The optics of Moon's visit to Pyongyang are "reminiscent of the Chinese emperor receiving tributary missions - with a pan-Korean ethnic nationalistic twist - the Son of Heaven graciously receiving the barbarian envoy, dazzling the visitor with opulence, grace, and power", according to Sung-Yoon Lee, a Korea expert at Tufts University's Fletcher School.
Moon is set to meet North Korean leader Kim Jong-un in Pyongyang on Tuesday.
Moon said it was "time to bear fruit" and thanked Kim for his hospitality, which included a massive welcome ceremony at Pyongyang International Airport featuring a large, goose-stepping honour guard and a military band.
Hours after his arrival, Moon began an official summit with Kim at the ruling Workers' Party headquarters.
Washington wants to see concrete signs of denuclearisation by North Korea before agreeing to a key goal of Pyongyang - declaring an end to the 1950-53 Korean War.
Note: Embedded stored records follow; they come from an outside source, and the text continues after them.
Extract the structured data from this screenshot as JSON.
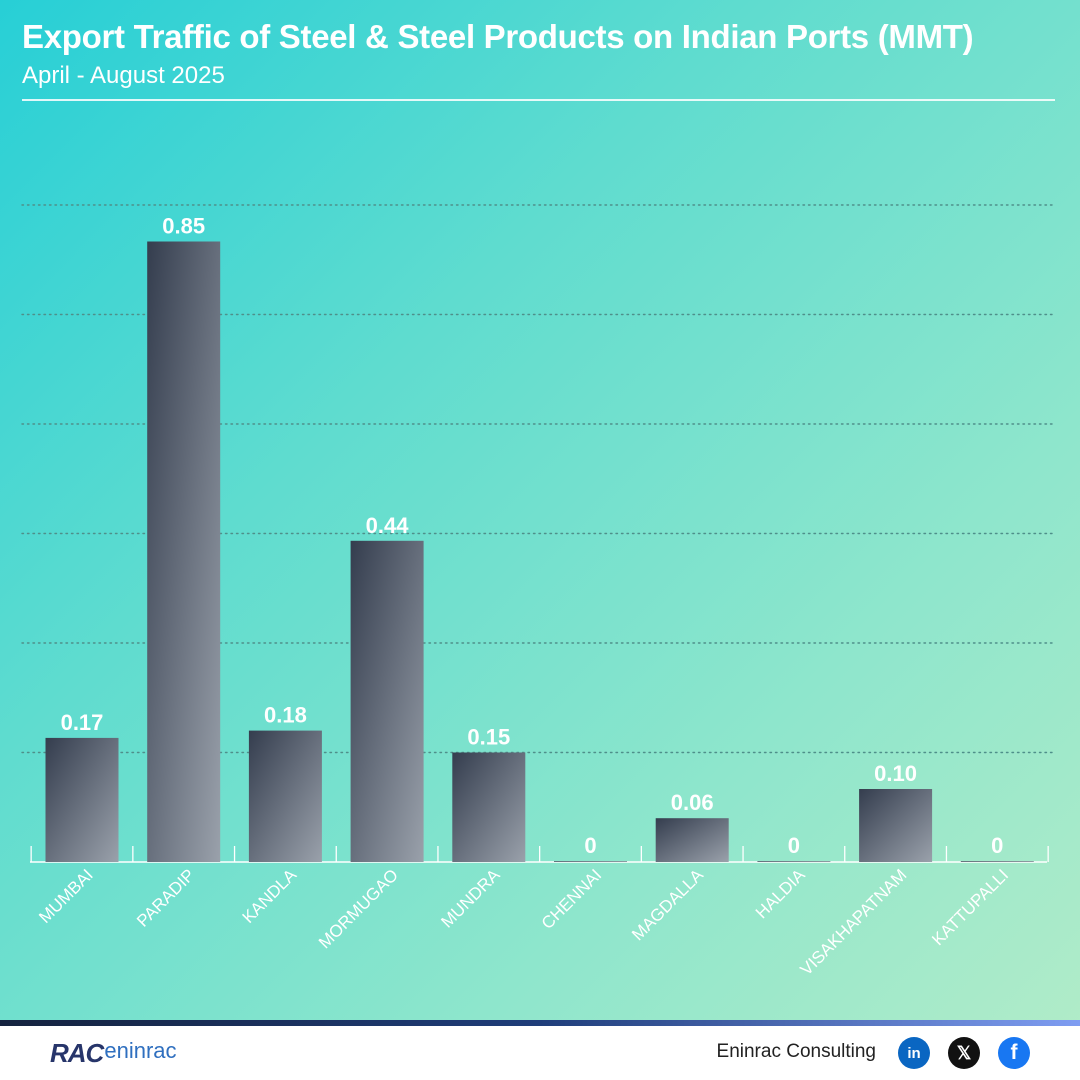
{
  "header": {
    "title": "Export Traffic of Steel & Steel Products on Indian Ports (MMT)",
    "subtitle": "April - August 2025"
  },
  "chart_data": {
    "type": "bar",
    "categories": [
      "MUMBAI",
      "PARADIP",
      "KANDLA",
      "MORMUGAO",
      "MUNDRA",
      "CHENNAI",
      "MAGDALLA",
      "HALDIA",
      "VISAKHAPATNAM",
      "KATTUPALLI"
    ],
    "values": [
      0.17,
      0.85,
      0.18,
      0.44,
      0.15,
      0,
      0.06,
      0,
      0.1,
      0
    ],
    "value_labels": [
      "0.17",
      "0.85",
      "0.18",
      "0.44",
      "0.15",
      "0",
      "0.06",
      "0",
      "0.10",
      "0"
    ],
    "title": "Export Traffic of Steel & Steel Products on Indian Ports (MMT)",
    "subtitle": "April - August 2025",
    "ylim": [
      0,
      1.0
    ],
    "grid": true,
    "colors": {
      "bar_top": "#343d4e",
      "bar_bottom": "#9aa1ab",
      "grid": "#4f8f8a"
    }
  },
  "footer": {
    "logo_mark": "RAC",
    "logo_text": "eninrac",
    "brand": "Eninrac Consulting",
    "icons": [
      "linkedin-icon",
      "x-icon",
      "facebook-icon"
    ],
    "linkedin_glyph": "in",
    "x_glyph": "𝕏",
    "facebook_glyph": "f"
  }
}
Moon and his wife, Kim Jung-sook, were greeted by Kim and his wife, Ri Sol Ju.
K-pop starlet Ailee and rapper Zico, who were described by Moon as pioneering "new culture", were also part of the entourage. Choi Tae Young, president of the College of Music, welcomed the delegation who escorted them around the facility.
People pose in front of bronze statues of the late leaders Kim Il Sung and Kim Jong Il in Pyongyang, North Korea, on September 11, 2018.
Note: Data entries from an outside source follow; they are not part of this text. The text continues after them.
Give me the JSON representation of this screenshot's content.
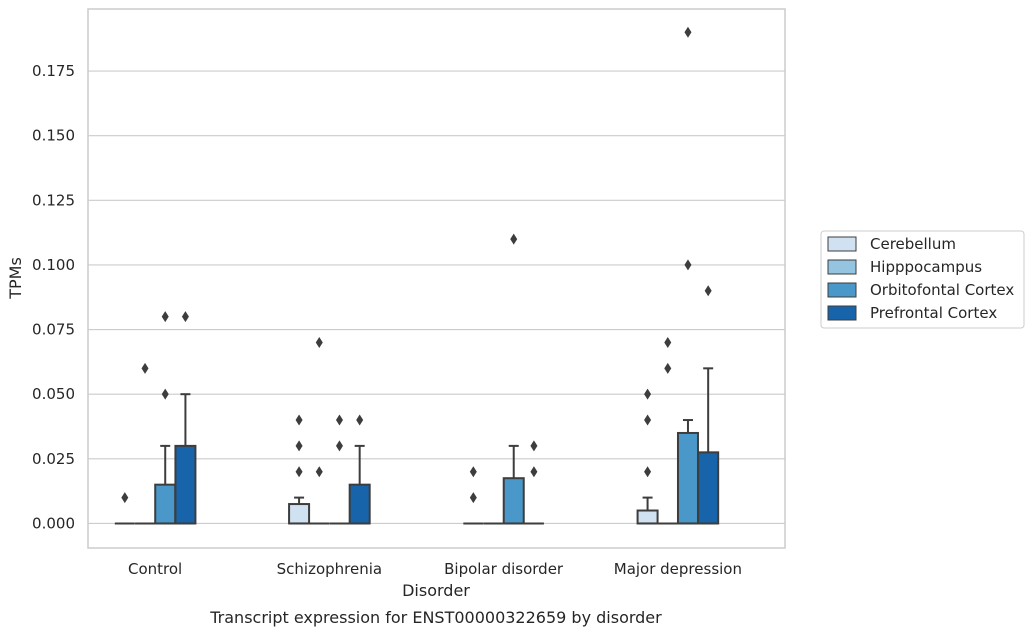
{
  "chart_data": {
    "type": "box",
    "title": "",
    "caption": "Transcript expression for ENST00000322659 by disorder",
    "xlabel": "Disorder",
    "ylabel": "TPMs",
    "ylim": [
      -0.0095,
      0.199
    ],
    "yticks": [
      "0.000",
      "0.025",
      "0.050",
      "0.075",
      "0.100",
      "0.125",
      "0.150",
      "0.175"
    ],
    "grid": "horizontal",
    "legend_position": "right",
    "categories": [
      "Control",
      "Schizophrenia",
      "Bipolar disorder",
      "Major depression"
    ],
    "series": [
      {
        "name": "Cerebellum",
        "color": "#d0e1f2",
        "boxes": [
          {
            "q1": 0,
            "median": 0,
            "q3": 0,
            "whisker_low": 0,
            "whisker_high": 0,
            "outliers": [
              0.01
            ]
          },
          {
            "q1": 0,
            "median": 0,
            "q3": 0.0075,
            "whisker_low": 0,
            "whisker_high": 0.01,
            "outliers": [
              0.02,
              0.03,
              0.04
            ]
          },
          {
            "q1": 0,
            "median": 0,
            "q3": 0,
            "whisker_low": 0,
            "whisker_high": 0,
            "outliers": [
              0.01,
              0.02
            ]
          },
          {
            "q1": 0,
            "median": 0,
            "q3": 0.005,
            "whisker_low": 0,
            "whisker_high": 0.01,
            "outliers": [
              0.02,
              0.04,
              0.05
            ]
          }
        ]
      },
      {
        "name": "Hipppocampus",
        "color": "#94c4df",
        "boxes": [
          {
            "q1": 0,
            "median": 0,
            "q3": 0,
            "whisker_low": 0,
            "whisker_high": 0,
            "outliers": [
              0.06
            ]
          },
          {
            "q1": 0,
            "median": 0,
            "q3": 0,
            "whisker_low": 0,
            "whisker_high": 0,
            "outliers": [
              0.02,
              0.07
            ]
          },
          {
            "q1": 0,
            "median": 0,
            "q3": 0,
            "whisker_low": 0,
            "whisker_high": 0,
            "outliers": []
          },
          {
            "q1": 0,
            "median": 0,
            "q3": 0,
            "whisker_low": 0,
            "whisker_high": 0,
            "outliers": [
              0.06,
              0.07
            ]
          }
        ]
      },
      {
        "name": "Orbitofontal Cortex",
        "color": "#4a98c9",
        "boxes": [
          {
            "q1": 0,
            "median": 0,
            "q3": 0.015,
            "whisker_low": 0,
            "whisker_high": 0.03,
            "outliers": [
              0.05,
              0.08
            ]
          },
          {
            "q1": 0,
            "median": 0,
            "q3": 0,
            "whisker_low": 0,
            "whisker_high": 0,
            "outliers": [
              0.03,
              0.04
            ]
          },
          {
            "q1": 0,
            "median": 0,
            "q3": 0.0175,
            "whisker_low": 0,
            "whisker_high": 0.03,
            "outliers": [
              0.11
            ]
          },
          {
            "q1": 0,
            "median": 0,
            "q3": 0.035,
            "whisker_low": 0,
            "whisker_high": 0.04,
            "outliers": [
              0.1,
              0.19
            ]
          }
        ]
      },
      {
        "name": "Prefrontal Cortex",
        "color": "#1764ab",
        "boxes": [
          {
            "q1": 0,
            "median": 0,
            "q3": 0.03,
            "whisker_low": 0,
            "whisker_high": 0.05,
            "outliers": [
              0.08
            ]
          },
          {
            "q1": 0,
            "median": 0,
            "q3": 0.015,
            "whisker_low": 0,
            "whisker_high": 0.03,
            "outliers": [
              0.04
            ]
          },
          {
            "q1": 0,
            "median": 0,
            "q3": 0,
            "whisker_low": 0,
            "whisker_high": 0,
            "outliers": [
              0.02,
              0.03
            ]
          },
          {
            "q1": 0,
            "median": 0,
            "q3": 0.0275,
            "whisker_low": 0,
            "whisker_high": 0.06,
            "outliers": [
              0.09
            ]
          }
        ]
      }
    ]
  }
}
South Korean President Moon Jae-in left Tuesday for Pyongyang for a summit with top leader of the Democratic People's Republic of Korea (DPRK) Kim Jong Un, a live broadcast at the Seoul press center showed.
The visit is expected to last three days.
"I wish this will be a summit that produces abundant results as a gift to the 80 million people of this nation for Chuseok", the South Korean leader said, referring to the traditional holiday that falls on Monday.
Amid the pomp and smiles, Mr Moon will be looking to settle some lofty goals, including resolving deadlocked nuclear diplomacy, easing a military standoff and promoting peace on a peninsula many feared was close to war a year ago.
This week's summit comes as the United States presses other countries to strictly observe UN sanctions aimed at choking off funding for Pyongyang's nuclear and ballistic missile programmes.
Kim Jong Un took office in late 2011 upon the death of his father. Moon had hoped to break an impasse in talks with the United States over the North's denuclearization and breathe energy into his own efforts to expand and improve relations between the Koreas.
"Citing the lack of progress on U.S. - North Korean dialog, Kim said, "[South Korea] needs to have some kind of mediating role to (continue dialog)".
This will be the fifth inter-Korean summit in the history of two Koreas and the third one this year.
"We believe that there have been considerable discussions regarding agreements on the easing of military tensions".
But Trump has also reportedly expressed deep skepticism of the US military presence in South Korea.
While there's been occasional, sometimes serious violence since the war ended in 1953, including in 2010 when 50 South Koreans were killed in attacks blamed on the North, the enmity hasn't risen to full-scale fighting since.
But National Security Adviser John Bolton said: "President Trump can't make the North Koreans walk through the door he's holding open".
Kim and Roh came for summit meetings with PDRK's leader Kim Jong-il, a western diplomat recalled for Prensa Latina.
The question is now whether Moon can persuade Kim to make any more concrete commitments like handing over of a list of nuclear stockpiles, or broker a second summit between the USA and the North.
South Korea's president hopes to be a mediator between the two, as well as boosting the inter-Korean relationship.